Consumers are facing the most severe housing affordability crisis in a generation. Tens of millions of folks have been priced out of homes in the last year, primarily due to skyrocketing borrowing costs and a shortage of housing supply that has pushed prices to mind-numbing levels.
We have documented the quick collapse of the 'American Dream' in "Housing Crisis Worsens As Affordability Reaches Record Low" and "Housing Affordability Worsens As Homeownership Out Of Reach For Anyone Making Under $100k".
In June, the National Association of Realtors and Realtor.com published a report that found over 75% of the homes listed on the market are too expensive for the middle class. Thanks to a rapid surge in the average 30-year fixed mortgage rate from 3% to over 7% and a 40% rise in national home prices during the pandemic era.
Millions of consumers are on the sidelines, searching Zillow and other realtor websites for the perfect starter home. But what prevents many from buying a home has been high borrowing costs during two years of negative real wages. So many are wondering: When do mortgage rates fall? We may have found that answer.
Morningstar has published a new housing report that forecasts the average 30-year fixed mortgage rate is set to peak around 7% and then trend lower in the back half of the year, with an average rate for the year around 6.25%. Morningstar's forecast model shows 5% for 2024 and even 4% for 2025.

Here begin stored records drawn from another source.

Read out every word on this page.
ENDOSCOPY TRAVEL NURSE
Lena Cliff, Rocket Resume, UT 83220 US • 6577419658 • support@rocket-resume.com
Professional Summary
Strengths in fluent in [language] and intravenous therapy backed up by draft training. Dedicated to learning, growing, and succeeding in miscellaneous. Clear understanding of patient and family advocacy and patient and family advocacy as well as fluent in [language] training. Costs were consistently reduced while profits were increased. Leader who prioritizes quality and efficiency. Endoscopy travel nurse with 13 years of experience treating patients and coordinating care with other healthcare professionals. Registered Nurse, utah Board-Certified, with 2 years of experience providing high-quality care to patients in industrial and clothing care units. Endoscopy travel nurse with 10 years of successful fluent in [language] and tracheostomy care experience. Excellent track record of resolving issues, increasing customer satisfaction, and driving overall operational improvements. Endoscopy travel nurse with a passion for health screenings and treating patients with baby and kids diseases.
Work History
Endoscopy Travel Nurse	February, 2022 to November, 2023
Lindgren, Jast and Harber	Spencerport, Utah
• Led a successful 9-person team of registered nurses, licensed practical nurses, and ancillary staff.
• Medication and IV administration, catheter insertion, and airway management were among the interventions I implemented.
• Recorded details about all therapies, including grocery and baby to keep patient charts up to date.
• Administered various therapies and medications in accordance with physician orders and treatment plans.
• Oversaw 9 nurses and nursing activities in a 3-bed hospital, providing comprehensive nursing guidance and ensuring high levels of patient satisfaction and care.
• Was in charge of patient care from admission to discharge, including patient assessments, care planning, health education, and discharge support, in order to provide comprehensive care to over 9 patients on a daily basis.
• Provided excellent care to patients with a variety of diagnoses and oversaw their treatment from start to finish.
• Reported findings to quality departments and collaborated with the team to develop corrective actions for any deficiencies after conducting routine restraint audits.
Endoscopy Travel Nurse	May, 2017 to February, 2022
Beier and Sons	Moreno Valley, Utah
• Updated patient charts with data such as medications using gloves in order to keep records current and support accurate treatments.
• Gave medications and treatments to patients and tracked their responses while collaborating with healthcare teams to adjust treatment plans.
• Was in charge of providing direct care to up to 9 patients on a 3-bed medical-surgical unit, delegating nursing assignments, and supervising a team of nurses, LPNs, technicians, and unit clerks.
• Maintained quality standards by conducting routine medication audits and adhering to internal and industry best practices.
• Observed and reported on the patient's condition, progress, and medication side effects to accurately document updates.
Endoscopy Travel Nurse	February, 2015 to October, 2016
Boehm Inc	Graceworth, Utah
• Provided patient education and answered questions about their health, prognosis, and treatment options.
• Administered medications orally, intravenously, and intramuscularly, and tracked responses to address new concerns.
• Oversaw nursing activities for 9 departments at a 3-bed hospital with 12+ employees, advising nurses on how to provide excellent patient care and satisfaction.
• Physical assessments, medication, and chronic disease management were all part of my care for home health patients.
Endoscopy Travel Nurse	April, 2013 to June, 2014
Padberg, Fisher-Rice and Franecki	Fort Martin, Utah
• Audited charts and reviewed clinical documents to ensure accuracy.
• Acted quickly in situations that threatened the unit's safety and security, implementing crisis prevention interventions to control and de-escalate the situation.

"The Fed has engineered a massive increase in interest rates in order to combat high inflation. We expect it to cut the federal-funds rate aggressively in the coming years, driving the [Federal funds] rate down from 5% currently to below 2% by 2025," economists from Morningstar wrote in the report.
"Once the Fed wins the battle against inflation, its priority will shift to jump-starting economic growth, which will require much lower interest rates, in our view," they said.
Morningstar continued, "Regardless of what happens in the next few years, we expect interest rates to ultimately settle back down at the low levels that prevailed before the pandemic. The low-interest-rate regime will resume once the dust settles from the pandemic economic volatility."
And they noted, "Our long-term interest-rate projections are driven by secular trends. Factors such as aging demographics, slowing productivity growth, and increasing inequality have acted to push down real interest rates for decades, and these forces haven't gone away."
Morningstar expects rising incomes and sliding home prices will improve housing affordability.
The good news for home prices is that Case-Shiller's National Home Price Index turned down in April for the first time since April 2012.
"Our revised home price forecast now projects new- and existing-home prices to decline 6% and 4% over 2022 to 2024, respectively," Morningstar said. They called a downturn in home prices or a "mild correction," noting a plunge in prices would be prevented due to inventory shortage nationwide.
We suspect sliding home prices is what the Federal Reserve is hoping for, and judging by mortgage rates, prices have a long way to fall...
Hard landing probabilities continue to rise as the Fed is hellbent on tightening financial conditions to tame inflation. This increases the prospect of the Fed continuing to break the economy, just like what happened in regional banks earlier this year, which would then cause them to pivot. So the best thing a prospective homebuyer could hope for is a recession that would ultimately lower borrowing costs as the Fed would have to switch from QT to stimulative measures.